Eine größtmögliche Kontaktreduzierung wird die Wahrscheinlichkeit vermindern, nicht mehr in eine alte Dynamik hineingezogen zu werden.

Hinsichtlich einer Trennung trotz Liebe haben wir einen Punkt noch nicht berücksichtigt: Was ist, wenn mit dir Schluss gemacht wurde, obwohl du noch liebst?

Wenn du verlassen wirst, obwohl du noch liebst

Endet eine Beziehung entgegen dem eigenen Wunsch, ist eine Trennung trotz Liebe natürlich besonders schmerzhaft. Eine Trennung, die von der anderen Person ausgeht, bringt zusätzliche Gefühle von Hilflosigkeit, Ablehnung und Kontrollverlust mit sich. Du willst dich deinem Gegenüber erklären, in der Hoffnung, noch etwas verändern zu können. Darüber hinaus können gedankliche Analysen in der Art von „Was hätte ich anders machen können?“ schmerzhaft sein.

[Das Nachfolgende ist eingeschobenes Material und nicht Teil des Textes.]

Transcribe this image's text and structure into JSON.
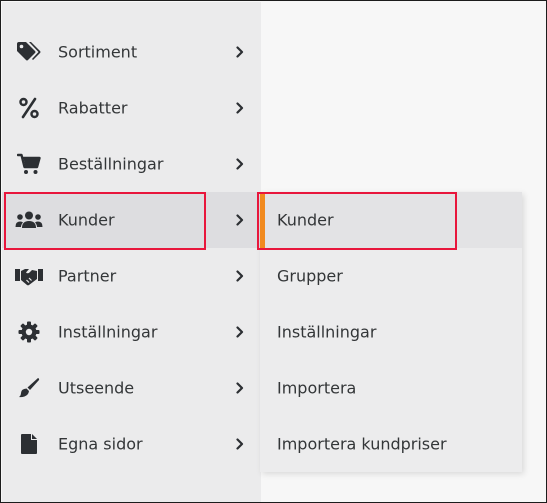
{
  "sidebar": {
    "items": [
      {
        "label": "Sortiment",
        "icon": "tag-icon"
      },
      {
        "label": "Rabatter",
        "icon": "percent-icon"
      },
      {
        "label": "Beställningar",
        "icon": "cart-icon"
      },
      {
        "label": "Kunder",
        "icon": "users-icon",
        "active": true
      },
      {
        "label": "Partner",
        "icon": "handshake-icon"
      },
      {
        "label": "Inställningar",
        "icon": "gear-icon"
      },
      {
        "label": "Utseende",
        "icon": "paintbrush-icon"
      },
      {
        "label": "Egna sidor",
        "icon": "file-icon"
      }
    ]
  },
  "submenu": {
    "items": [
      {
        "label": "Kunder",
        "active": true
      },
      {
        "label": "Grupper"
      },
      {
        "label": "Inställningar"
      },
      {
        "label": "Importera"
      },
      {
        "label": "Importera kundpriser"
      }
    ]
  },
  "colors": {
    "accent": "#f18a1f",
    "highlight": "#e8163c",
    "text": "#333638",
    "icon": "#2c2f33"
  }
}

Es ist zwar nur ein schwacher Trost, doch eine Trennung gegen den eigenen Willen nimmt dir zumindest eine schwierige Aufgabe ab: Du musst die Entscheidung über das Ende der Beziehung nicht selbst treffen. Damit entfällt auch die belastende Frage, ob eine Trennung trotz Liebe wirklich die richtige Entscheidung gewesen wäre. Das bedeutet allerdings nicht, dass du nicht trotz allem grübelst und dir wünschst, etwas hätte anders laufen können. Deine Aufgabe liegt nun an einer anderen Stelle: Du musst lernen, eine Entscheidung zu akzeptieren, die du selbst vielleicht nicht getroffen hättest. Du musst dich an die veränderte Lebenssituation gewöhnen und nach und nach die emotionale Bindung lösen. Den Liebeskummer zu bewältigen, steht deshalb zunächst im Mittelpunkt. Um deinen Trennungsschmerz zu erleichtern, können dir die in dem Artikel genannten Punkte ebenso helfen, deine vergangene Beziehung einmal zu analysieren und zu überlegen, ob diese Partnerschaft wirklich die richtige für dich war.